На краю света
1875
Глава девятая
Мы стояли на плоском возвышении; за нами была огромная, безбрежная степь, а впереди бесконечное ее продолжение; вправо обозначалась занесенная снегом низменность и перевал, за которым далеко синела на горизонте гряда леса, куда скрылись наши собаки. Влево шла другая лесная опушка, вдоль которой мы ехали, пока вся наша сбруя не расстроилась. Сами мы стояли как раз под большим сугробом, который, видно, намело на пригорок, покрытый высокими, под самое небо уходящими пихтами и елинами. Томимый голодом, я стыл, сидя на краю саней, и, не обращая внимания ни на что окружающее, не заметил, когда здесь очутился возле меня мой дикарь. Я не видал ни того, как он подошел, ни того, как он молча сел рядом со мною; теперь же, когда я обратил на него внимание, он сидел, поставив орстель в колена, а руки завел за теплую малицу. Ни одна черта его лица не изменилась, ни один мускул не двигался, и глаза не выражали ничего, кроме тупой и спокойной покорности.
Я взглянул на него и ни о чем его не спросил, а он, как до сих пор никогда первый не заговаривал, и теперь не заговорил. Так мы и осмеркли, так и просидели рядом бесконечную темную ночь, не сказав друг другу ни одного слова.
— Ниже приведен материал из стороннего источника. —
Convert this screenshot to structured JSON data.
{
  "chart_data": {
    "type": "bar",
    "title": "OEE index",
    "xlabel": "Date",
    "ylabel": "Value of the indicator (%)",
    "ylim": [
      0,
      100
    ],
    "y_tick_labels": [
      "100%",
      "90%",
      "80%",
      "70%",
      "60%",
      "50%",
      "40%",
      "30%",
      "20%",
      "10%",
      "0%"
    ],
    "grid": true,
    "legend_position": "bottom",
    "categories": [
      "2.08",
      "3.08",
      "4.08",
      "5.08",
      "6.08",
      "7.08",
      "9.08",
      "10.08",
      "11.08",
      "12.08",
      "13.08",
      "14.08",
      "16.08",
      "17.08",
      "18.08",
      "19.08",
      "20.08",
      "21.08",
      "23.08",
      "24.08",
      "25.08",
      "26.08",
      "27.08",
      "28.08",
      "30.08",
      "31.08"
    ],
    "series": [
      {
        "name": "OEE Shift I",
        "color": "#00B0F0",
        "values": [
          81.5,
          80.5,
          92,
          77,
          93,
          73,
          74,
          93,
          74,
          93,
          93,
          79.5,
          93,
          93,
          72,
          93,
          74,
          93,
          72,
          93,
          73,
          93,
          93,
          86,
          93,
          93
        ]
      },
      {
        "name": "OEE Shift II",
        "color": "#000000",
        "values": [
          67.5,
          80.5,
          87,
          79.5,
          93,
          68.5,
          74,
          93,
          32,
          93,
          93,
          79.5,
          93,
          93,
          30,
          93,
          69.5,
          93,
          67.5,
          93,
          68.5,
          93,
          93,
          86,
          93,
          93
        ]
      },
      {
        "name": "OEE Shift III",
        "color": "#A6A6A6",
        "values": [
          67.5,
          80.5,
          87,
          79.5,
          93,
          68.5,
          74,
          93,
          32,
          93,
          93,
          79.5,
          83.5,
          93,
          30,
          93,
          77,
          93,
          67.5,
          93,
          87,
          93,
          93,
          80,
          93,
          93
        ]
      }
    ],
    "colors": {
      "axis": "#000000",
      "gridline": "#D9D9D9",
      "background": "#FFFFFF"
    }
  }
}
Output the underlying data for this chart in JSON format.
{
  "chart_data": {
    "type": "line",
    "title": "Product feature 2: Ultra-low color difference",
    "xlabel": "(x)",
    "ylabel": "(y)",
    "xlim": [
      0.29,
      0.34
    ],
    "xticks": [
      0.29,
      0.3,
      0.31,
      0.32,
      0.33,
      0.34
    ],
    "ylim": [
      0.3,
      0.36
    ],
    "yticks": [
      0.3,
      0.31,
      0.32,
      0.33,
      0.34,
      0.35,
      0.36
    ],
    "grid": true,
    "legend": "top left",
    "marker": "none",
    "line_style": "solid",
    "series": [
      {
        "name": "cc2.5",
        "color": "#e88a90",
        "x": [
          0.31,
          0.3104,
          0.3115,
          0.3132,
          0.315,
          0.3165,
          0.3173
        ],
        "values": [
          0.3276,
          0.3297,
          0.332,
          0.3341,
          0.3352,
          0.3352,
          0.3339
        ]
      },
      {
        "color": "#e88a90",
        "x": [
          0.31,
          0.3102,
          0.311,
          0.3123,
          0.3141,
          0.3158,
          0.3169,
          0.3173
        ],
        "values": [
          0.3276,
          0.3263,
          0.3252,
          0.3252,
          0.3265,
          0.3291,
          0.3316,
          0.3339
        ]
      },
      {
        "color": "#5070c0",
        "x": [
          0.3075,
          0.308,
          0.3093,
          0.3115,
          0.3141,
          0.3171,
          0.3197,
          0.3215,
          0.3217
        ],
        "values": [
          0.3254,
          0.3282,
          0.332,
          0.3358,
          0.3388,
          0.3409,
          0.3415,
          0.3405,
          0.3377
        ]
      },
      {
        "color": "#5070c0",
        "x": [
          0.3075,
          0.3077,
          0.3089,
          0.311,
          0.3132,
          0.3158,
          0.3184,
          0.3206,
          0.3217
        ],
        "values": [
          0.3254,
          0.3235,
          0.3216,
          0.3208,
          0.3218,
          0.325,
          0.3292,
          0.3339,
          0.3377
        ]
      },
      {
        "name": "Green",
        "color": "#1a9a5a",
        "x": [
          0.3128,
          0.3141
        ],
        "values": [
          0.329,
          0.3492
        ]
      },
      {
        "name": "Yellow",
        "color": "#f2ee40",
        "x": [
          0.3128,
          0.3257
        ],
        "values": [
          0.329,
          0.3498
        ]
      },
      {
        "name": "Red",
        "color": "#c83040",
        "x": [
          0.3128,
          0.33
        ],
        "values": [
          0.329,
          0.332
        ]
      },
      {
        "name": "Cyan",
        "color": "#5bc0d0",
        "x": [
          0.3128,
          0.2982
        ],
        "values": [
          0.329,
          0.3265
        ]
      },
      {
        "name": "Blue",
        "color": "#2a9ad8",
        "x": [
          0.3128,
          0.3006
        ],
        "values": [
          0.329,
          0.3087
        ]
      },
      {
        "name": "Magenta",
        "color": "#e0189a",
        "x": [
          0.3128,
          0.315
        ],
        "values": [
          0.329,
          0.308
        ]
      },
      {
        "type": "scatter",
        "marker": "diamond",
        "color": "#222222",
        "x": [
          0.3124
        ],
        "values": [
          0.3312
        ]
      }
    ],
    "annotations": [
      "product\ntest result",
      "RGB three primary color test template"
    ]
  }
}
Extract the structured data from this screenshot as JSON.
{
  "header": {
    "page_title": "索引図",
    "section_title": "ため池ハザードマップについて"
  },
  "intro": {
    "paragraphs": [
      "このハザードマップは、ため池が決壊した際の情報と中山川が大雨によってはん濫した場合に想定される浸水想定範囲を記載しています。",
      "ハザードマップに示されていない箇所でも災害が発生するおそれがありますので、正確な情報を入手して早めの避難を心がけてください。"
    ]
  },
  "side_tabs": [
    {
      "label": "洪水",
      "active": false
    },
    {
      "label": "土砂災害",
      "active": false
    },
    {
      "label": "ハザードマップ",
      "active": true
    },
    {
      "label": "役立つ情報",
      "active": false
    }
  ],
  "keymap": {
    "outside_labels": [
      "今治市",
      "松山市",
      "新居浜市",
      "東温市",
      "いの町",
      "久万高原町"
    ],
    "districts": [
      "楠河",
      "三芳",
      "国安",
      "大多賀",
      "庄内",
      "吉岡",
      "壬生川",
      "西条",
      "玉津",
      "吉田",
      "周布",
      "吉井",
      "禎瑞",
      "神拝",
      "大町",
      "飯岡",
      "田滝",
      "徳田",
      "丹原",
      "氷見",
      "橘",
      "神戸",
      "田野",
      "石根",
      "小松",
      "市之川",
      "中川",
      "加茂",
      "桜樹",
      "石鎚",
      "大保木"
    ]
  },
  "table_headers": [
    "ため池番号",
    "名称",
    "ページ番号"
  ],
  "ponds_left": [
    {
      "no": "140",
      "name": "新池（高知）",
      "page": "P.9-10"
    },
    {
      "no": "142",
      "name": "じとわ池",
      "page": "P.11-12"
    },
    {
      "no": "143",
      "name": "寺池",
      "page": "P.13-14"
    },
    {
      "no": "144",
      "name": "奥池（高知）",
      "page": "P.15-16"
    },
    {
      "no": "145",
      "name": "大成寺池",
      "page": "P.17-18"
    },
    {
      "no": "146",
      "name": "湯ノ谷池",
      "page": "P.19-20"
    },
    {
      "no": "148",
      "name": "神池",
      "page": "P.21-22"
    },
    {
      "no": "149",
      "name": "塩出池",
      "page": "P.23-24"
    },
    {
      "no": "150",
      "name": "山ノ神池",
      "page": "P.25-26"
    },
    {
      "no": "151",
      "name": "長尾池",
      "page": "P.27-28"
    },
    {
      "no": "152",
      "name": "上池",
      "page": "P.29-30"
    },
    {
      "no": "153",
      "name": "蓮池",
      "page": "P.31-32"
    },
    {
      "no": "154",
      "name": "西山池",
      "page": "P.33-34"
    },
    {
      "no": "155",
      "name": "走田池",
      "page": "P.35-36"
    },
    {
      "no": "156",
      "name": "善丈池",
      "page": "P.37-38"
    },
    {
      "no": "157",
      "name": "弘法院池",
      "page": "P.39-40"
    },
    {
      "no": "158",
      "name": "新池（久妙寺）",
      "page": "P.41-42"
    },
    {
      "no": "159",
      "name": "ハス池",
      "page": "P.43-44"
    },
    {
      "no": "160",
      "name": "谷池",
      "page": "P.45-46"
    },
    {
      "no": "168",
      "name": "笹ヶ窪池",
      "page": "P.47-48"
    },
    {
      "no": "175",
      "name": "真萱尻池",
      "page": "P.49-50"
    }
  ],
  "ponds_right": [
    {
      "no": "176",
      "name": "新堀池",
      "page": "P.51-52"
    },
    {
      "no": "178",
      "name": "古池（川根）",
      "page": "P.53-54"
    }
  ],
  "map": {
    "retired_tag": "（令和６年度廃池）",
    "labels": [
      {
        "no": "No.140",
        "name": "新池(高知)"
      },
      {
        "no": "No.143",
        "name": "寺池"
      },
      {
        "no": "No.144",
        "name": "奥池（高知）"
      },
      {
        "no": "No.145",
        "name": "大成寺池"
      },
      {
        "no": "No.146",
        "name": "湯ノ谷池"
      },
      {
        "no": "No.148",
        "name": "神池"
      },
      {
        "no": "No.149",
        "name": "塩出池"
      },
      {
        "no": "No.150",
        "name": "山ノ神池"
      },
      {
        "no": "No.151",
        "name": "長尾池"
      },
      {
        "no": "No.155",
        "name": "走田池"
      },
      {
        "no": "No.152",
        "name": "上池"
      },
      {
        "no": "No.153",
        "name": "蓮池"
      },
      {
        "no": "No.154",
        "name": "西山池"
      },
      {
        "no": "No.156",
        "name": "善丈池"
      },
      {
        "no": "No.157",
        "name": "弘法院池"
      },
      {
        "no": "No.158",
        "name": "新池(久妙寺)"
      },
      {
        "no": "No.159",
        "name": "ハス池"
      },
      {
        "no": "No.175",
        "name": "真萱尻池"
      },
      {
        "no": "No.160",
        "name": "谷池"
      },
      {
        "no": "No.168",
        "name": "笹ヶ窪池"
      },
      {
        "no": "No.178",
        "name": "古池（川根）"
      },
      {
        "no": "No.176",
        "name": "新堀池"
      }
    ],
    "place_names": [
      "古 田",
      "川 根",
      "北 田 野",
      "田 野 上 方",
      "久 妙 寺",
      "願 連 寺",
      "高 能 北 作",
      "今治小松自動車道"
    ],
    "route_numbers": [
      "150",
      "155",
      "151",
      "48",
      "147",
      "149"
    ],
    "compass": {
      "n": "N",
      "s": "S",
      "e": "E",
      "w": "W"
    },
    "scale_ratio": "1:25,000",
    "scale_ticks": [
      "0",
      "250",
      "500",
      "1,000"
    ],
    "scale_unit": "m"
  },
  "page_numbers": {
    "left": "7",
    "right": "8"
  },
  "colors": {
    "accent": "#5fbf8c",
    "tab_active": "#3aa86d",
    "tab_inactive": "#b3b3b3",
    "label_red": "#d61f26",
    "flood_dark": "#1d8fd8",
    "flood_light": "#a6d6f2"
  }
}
Но чуть на небе начало слегка сереть, дикарь тихо поднялся с саней, заложил руки поглубже за пазуху и опять побрел вдоль по опушке. Долго он не бывал назад, я долго видел, как он бродил и все останавливался: станет и что-то долго-долго на деревьях разглядывает, и опять дальше потянет. И так он, наконец, скрылся с моих глаз, а потом опять так же тихо и бесстрастно возвращается и прямо с прихода лезет под сани и начинает там что-то настроивать или расстроивать.
— Что ты, — спрашиваю, — там делаешь? — и при этом неприятно открываю, как у меня спал и даже совсем переменился мой голос, между тем мой дикарь как прежде говорил, так и теперь так же, перекусывая звуки, отрывает.
— Лыжи, бачка, достаю.
— Лыжи! — воскликнул я в ужасе, тут только во всем значении поняв, что такое значит «навострить лыжи». — Зачем ты лыжи достаешь?
— Сейчас убегу.
«Ах ты, разбойник», — думаю. — Куда же ты это побежишь?
— На правую руку, бачка, убегу.
— Зачем же ты туда побежишь?
— Лопать тебе принесу.
— Врешь, — говорю, — ты меня здесь кинуть хочешь.
Но он нимало не смутился и отвечает:
— Нет, я тебе лопать принесу.
— Где же ты мне лопать возьмешь?
— Не знаю, бачка.
— Как же не знаешь: куда же ты бежишь?
— На праву руку.
— Кто же там, на правой руке?
— Не знаю, бачка.
— А не знаешь, так чего же ты бежишь?
— Примету нашел — чум есть.
— Врешь, — говорю, — любезный, ты меня одного здесь бросить хочешь.
— Нет; я лопать принесу.
— Ну, ступай, только уж лучше не ври, а иди себе куда знаешь.
— Зачем, бачка, врать, нехорошо врать.
— Очень, брат, нехорошо, а ты врешь.
— Нет, бачка, не вру! поди со мной: я тебе приметку покажу.
И, зацепив лыжи и орстель, он поволок их за собою и меня взял за руку, привел к одному дереву и спрашивает:
— Видишь, бачка?
— Что же, — говорю, — дерево вижу, — больше ничего.
— А вон, на большом суку, ветка на ветке, — видишь?
— Ну что же такое? вижу, есть ветка, — верно, ветер ее сюда забросил.
— Какой, бачка, ветер; это не ветер, а добрый человек ее посадил, — в ту руку чум есть.
Ну, очевидное дело, что или он меня обманывает, или сам обманывается; но что же мне делать? — силой мне его не удержать, да и зачем я его стану удерживать? Не все ли равно, что одному, что вдвоем умирать с холоду и голоду? Пусть бежит и спасается, если может спастись. И говорю ему по-монашески: «Спасайся, брат!»
А он спокойно отвечает: «Спасибо, бачка», и с этим утвердился на лыжах, заложил орстель на плечи, шаркнул раз ногой, шаркнул два — и побежал. Через минуту его уже и не видно стало, и я остался один-одинешенек среди снега, холода и совсем уже изнурившего меня мучительного голода.